Ein großer Konzern baut eine neue Zentrale. Was muss der Architekt unbedingt mitplanen? Den „meeting point“ für die MitarbeiterInnen. Dort können sie sich sammeln, wenn sie einander etwas zu sagen haben, denn das läßt sich leider nicht vermeiden. Reden also ja, aber zur rechten Zeit und stets kontrollierbar, daher der meeting point, in anderen Betrieben auch gut deutsch Kaffeeecke genannt. Da kann es menscheln, das Humankapital. Aber die Zufriedenheit: da hakt es. Ist die Firma nicht mit dem Produkt Mensch zufrieden, steht das ganze werk (das Werk, hier selbstredend auch in der pathetischen Bedeutung dieses Begriffes verstanden). Die Bearbeitung dieser Produktgruppe läuft über Kommunikation, der begriff Zufriedenheit muss aber notwendigerweise in Übereinstimmung umdefiniert werden. Auch Führungskräfte sind da zu führen, man trifft sich – outdoor – ganz zwanglos zu lustigen Aktivitäten die Risiko beinhalten und Geschicklichkeit erfordern, alle sind dabei Teil des Ganzen und jede/r wird bewertet, aber wo wird man das denn nicht. Gemeinsam sind wir stark, besonders wenn wir (gemeint ist hier das Humankapital) in einem eigens dafür eingerichteten Tunnel eine Situation der Eingeschlossenheit simulieren und durch besonderen Einsatz unserer Kreativität Gegenstände, als Hauptgegenstand aber den Ausgang finden müssen. Dies alles wird mit Kameras überwacht und analysiert, denn Analyse ist wichtig, wie auch die Bewerbungsperformance – indoor – zeigt.

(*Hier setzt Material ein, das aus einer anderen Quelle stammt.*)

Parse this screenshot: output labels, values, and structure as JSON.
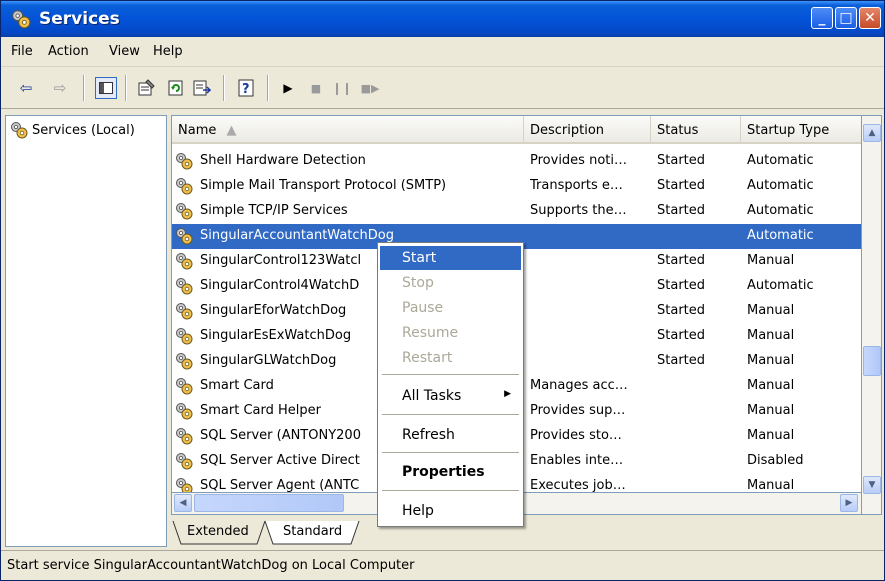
{
  "window": {
    "title": "Services"
  },
  "menubar": {
    "items": [
      "File",
      "Action",
      "View",
      "Help"
    ]
  },
  "toolbar": {
    "icons": [
      "back-arrow-icon",
      "forward-arrow-icon",
      "show-hide-tree-icon",
      "properties-icon",
      "refresh-icon",
      "export-list-icon",
      "help-icon",
      "play-icon",
      "stop-icon",
      "pause-icon",
      "restart-icon"
    ]
  },
  "tree": {
    "root_label": "Services (Local)"
  },
  "list": {
    "columns": [
      "Name",
      "Description",
      "Status",
      "Startup Type"
    ],
    "rows": [
      {
        "name": "Shell Hardware Detection",
        "description": "Provides noti…",
        "status": "Started",
        "startup": "Automatic"
      },
      {
        "name": "Simple Mail Transport Protocol (SMTP)",
        "description": "Transports e…",
        "status": "Started",
        "startup": "Automatic"
      },
      {
        "name": "Simple TCP/IP Services",
        "description": "Supports the…",
        "status": "Started",
        "startup": "Automatic"
      },
      {
        "name": "SingularAccountantWatchDog",
        "description": "",
        "status": "",
        "startup": "Automatic",
        "selected": true
      },
      {
        "name": "SingularControl123Watcl",
        "description": "",
        "status": "Started",
        "startup": "Manual"
      },
      {
        "name": "SingularControl4WatchD",
        "description": "",
        "status": "Started",
        "startup": "Automatic"
      },
      {
        "name": "SingularEforWatchDog",
        "description": "",
        "status": "Started",
        "startup": "Manual"
      },
      {
        "name": "SingularEsExWatchDog",
        "description": "",
        "status": "Started",
        "startup": "Manual"
      },
      {
        "name": "SingularGLWatchDog",
        "description": "",
        "status": "Started",
        "startup": "Manual"
      },
      {
        "name": "Smart Card",
        "description": "Manages acc…",
        "status": "",
        "startup": "Manual"
      },
      {
        "name": "Smart Card Helper",
        "description": "Provides sup…",
        "status": "",
        "startup": "Manual"
      },
      {
        "name": "SQL Server (ANTONY200",
        "description": "Provides sto…",
        "status": "",
        "startup": "Manual"
      },
      {
        "name": "SQL Server Active Direct",
        "description": "Enables inte…",
        "status": "",
        "startup": "Disabled"
      },
      {
        "name": "SQL Server Agent (ANTC",
        "description": "Executes job…",
        "status": "",
        "startup": "Manual"
      }
    ]
  },
  "tabs": [
    "Extended",
    "Standard"
  ],
  "context_menu": {
    "start": "Start",
    "stop": "Stop",
    "pause": "Pause",
    "resume": "Resume",
    "restart": "Restart",
    "all_tasks": "All Tasks",
    "refresh": "Refresh",
    "properties": "Properties",
    "help": "Help"
  },
  "statusbar": {
    "text": "Start service SingularAccountantWatchDog on Local Computer"
  },
  "colors": {
    "titlebar": "#0453d8",
    "selection": "#316ac5",
    "disabled_text": "#aca899"
  }
}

Wie tickt der/die Bewerberin? Lacht er/sie auffällig, kann er/sie die ihm/ihr unterstellten MitarbeiterInnen auch (zu mehr Einsatz) motivieren, redet er/sie zuviel oder zu wenig? Funktioniert ein Rädchen nicht, stockt die ganze Maschine. Flexibilität, Mobilität, Einsatz aller Kräfte, jederzeit und an jedem Ort, vor allem aber: Identifikation mit dem großen Ganzen - das sind Schlüsselworte, die weiterhelfen. Bitte möglichst keine persönlichen Gegenstände zum Arbeitsplatz mitnehmen. Alles, was an „daheim“ erinnert, stört das neue, gemeinsame Zuhause. Teamfähigkeit ist wichtig, aber wie im Sport, jedes Team braucht einen Trainer, der sagt, wo es langgeht. Wir, das Team, wollen gewinnen. Immer wieder muss das Team, um weiterhin zu siegen, erneuert und Kräfte freigesetzt werden. Flexibilität, Mobilität…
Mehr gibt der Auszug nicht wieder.